Hacker News new | ask | show | jobs
by samwillis 1258 days ago
robots.txt is not legally binding, neither are the "terms" on a website when it come to screen scraping or automated access.

A "robots.txt for AI" would be nothing other than a polite request that will be ignored by the vast majority of organisations.

Under the current understanding of the law and copyright, the only preventative measure is putting content behind a wall with an explicit user agreement to access it. Effectively, if it's readable by a human without having to actively agree to a license, it can be scraped and used for any purpose, as long as it's not reproduced verbatim.

What we need is a better understanding of Copywright and data mining in law. We need test cases.

2 comments

Putting your content behind a login of some kind does mean you can bind people to terms though.
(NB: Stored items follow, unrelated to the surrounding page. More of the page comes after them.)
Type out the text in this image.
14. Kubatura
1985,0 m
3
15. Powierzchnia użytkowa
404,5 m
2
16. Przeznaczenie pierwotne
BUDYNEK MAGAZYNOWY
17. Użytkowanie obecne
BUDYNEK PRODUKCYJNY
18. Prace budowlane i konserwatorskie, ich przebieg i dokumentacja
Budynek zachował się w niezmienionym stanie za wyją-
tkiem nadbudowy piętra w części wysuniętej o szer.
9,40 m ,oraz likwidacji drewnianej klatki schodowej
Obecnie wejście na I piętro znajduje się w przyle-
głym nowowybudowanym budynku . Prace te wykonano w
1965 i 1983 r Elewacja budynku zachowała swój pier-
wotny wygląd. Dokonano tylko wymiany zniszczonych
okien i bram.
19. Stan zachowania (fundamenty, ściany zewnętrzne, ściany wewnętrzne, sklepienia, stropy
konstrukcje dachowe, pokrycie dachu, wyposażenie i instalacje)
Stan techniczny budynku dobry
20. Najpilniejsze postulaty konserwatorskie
I suspect what we'll start seeing happen is that places where artists/writers/etc congregate will start requiring authentication and agreement to some terms to even see things.
Exactly, and sadly thats what's coming, more walls between users and content.

Those annoying cookie banners, thats just the beginning, all websites will eventually have an explicit license wall to access them.

Even if it's not legally binding, it will be, and should be embarrassing for a big corp to do things that they are specifically not asked to do.

For example, Google doesn't really surface those pages hidden by robots.txt, even if they can.